Ideal observer theory is the meta-ethical view which claims that ethical sentences express truth-apt propositions about the attitudes of a hypothetical ideal observer. In other words, ideal observer theory states that ethical judgments should be interpreted as statements about the reactions that a neutral and fully informed observer would have; "x is good" means "an ideal observer would approve of x.

The main idea [of the ideal observer theory] is that ethical terms should be defined after the pattern of the following example: "x is better than y means "If anyone were, in respect of x and y, fully informed and vividly imaginative, impartial, in a calm frame of mind and otherwise normal, he would prefer x to y."

This makes ideal observer theory a subjectivist yet universalist form of cognitivism. Ideal observer theory stands in opposition to other forms of ethical subjectivism (e.g. moral relativism, and individualist ethical subjectivism), as well as to moral realism (which claims that moral propositions refer to objective facts, independent of anyone's attitudes or opinions), error theory (which denies that any moral propositions are true in any sense), and non-cognitivism (which denies that moral sentences express propositions at all).

Adam Smith and David Hume espoused versions of the ideal observer theory. Roderick Firth laid out a more sophisticated modern version. According to Firth, an ideal observer has the following specific characteristics: omniscience with respect to nonmoral facts, omnipercipience, disinterestedness, dispassionateness, consistency, and normalcy in all other respects.

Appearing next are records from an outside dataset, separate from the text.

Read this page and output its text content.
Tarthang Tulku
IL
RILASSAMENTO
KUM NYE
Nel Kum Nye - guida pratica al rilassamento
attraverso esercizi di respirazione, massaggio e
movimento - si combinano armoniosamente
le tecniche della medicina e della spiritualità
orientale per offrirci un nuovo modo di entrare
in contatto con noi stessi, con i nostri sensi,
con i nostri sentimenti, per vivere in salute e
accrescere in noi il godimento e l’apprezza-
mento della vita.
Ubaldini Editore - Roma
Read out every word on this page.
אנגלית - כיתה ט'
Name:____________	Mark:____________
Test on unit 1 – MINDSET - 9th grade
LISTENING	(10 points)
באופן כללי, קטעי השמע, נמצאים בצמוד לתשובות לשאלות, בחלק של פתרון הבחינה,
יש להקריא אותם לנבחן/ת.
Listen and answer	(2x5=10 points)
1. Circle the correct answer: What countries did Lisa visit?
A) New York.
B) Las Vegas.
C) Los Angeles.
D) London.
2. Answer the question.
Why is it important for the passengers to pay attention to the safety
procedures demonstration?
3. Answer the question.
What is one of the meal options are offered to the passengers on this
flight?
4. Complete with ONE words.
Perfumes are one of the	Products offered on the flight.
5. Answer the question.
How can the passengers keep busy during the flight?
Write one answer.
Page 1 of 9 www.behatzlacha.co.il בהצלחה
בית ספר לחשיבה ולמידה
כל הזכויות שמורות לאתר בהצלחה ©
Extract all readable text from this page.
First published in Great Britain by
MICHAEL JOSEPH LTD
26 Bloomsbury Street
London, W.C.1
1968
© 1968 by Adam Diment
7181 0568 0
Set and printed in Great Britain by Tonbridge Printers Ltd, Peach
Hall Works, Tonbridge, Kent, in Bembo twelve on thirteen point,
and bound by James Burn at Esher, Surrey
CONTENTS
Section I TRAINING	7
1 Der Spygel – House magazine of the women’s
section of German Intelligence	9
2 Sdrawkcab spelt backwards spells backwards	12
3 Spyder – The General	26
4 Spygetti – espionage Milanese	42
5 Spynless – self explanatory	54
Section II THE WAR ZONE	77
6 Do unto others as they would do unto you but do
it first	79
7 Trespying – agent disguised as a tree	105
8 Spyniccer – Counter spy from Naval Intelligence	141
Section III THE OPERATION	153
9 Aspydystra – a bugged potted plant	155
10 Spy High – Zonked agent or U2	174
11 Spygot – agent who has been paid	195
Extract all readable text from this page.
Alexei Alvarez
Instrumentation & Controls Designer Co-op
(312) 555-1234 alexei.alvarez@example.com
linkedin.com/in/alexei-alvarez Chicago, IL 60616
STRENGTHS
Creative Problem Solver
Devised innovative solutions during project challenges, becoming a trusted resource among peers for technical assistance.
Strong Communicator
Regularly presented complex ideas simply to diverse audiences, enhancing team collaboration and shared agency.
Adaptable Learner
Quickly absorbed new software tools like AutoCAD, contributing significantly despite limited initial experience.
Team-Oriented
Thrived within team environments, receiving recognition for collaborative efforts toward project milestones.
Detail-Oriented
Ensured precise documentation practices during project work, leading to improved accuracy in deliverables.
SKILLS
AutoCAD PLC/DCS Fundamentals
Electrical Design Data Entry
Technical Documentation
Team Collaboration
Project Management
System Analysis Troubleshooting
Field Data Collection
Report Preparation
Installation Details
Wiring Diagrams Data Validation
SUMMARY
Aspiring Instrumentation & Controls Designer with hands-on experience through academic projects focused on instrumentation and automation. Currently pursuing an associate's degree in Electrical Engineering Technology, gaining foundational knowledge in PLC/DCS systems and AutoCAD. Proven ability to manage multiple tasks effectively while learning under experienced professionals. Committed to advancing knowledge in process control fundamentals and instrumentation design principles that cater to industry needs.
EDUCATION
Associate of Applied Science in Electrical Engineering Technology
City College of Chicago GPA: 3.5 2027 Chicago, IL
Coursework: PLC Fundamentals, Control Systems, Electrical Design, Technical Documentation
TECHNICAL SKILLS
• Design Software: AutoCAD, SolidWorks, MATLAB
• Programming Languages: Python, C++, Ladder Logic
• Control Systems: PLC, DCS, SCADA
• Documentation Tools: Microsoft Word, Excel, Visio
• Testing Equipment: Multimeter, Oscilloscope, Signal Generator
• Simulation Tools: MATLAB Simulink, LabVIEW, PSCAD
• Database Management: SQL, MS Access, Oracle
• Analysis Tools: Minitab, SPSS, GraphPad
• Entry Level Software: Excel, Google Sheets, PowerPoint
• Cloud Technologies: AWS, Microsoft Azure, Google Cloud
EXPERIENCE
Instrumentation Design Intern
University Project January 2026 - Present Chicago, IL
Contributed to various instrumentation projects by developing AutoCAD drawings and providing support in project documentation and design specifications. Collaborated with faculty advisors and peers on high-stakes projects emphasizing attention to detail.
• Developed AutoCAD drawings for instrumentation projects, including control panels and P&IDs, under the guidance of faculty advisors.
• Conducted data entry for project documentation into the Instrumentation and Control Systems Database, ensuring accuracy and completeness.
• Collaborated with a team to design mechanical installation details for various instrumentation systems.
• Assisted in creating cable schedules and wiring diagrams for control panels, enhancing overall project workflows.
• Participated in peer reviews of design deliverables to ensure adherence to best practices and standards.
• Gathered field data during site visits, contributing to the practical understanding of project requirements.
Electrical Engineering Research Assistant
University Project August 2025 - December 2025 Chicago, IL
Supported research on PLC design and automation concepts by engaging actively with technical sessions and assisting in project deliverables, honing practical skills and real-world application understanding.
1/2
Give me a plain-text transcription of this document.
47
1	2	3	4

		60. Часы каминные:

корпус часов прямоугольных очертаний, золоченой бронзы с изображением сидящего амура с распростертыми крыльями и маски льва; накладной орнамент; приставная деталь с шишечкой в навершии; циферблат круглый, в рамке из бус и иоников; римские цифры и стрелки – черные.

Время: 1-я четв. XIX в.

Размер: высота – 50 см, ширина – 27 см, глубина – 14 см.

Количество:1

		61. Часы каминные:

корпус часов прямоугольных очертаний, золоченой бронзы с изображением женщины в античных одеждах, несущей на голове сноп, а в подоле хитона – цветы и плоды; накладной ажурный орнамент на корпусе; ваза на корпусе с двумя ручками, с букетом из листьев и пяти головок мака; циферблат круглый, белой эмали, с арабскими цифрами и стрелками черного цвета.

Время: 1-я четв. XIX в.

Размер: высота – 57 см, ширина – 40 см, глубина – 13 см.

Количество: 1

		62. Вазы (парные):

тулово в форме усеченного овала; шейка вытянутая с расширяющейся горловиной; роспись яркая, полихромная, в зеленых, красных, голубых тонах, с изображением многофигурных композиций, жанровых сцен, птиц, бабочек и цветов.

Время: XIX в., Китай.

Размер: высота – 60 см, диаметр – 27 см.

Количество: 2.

Notice that, by defining an Ideal Observer as omniscient with respect to nonmoral facts, Firth avoids circular logic that would arise from defining an ideal observer as omniscient in both nonmoral and moral facts. A complete knowledge of morality is not born of itself but is an emergent property of Firth's minimal requirements. There are also sensible restrictions to the trait of omniscience with respect to nonmoral facts. For instance, to make a moral judgment about a case of theft or murder on Earth it is not necessary to know about geological events in another solar system.

Those using the ideal observer theory do not usually assert that ideal observers actually exist. An analogous idea in law is the reasonable person criterion.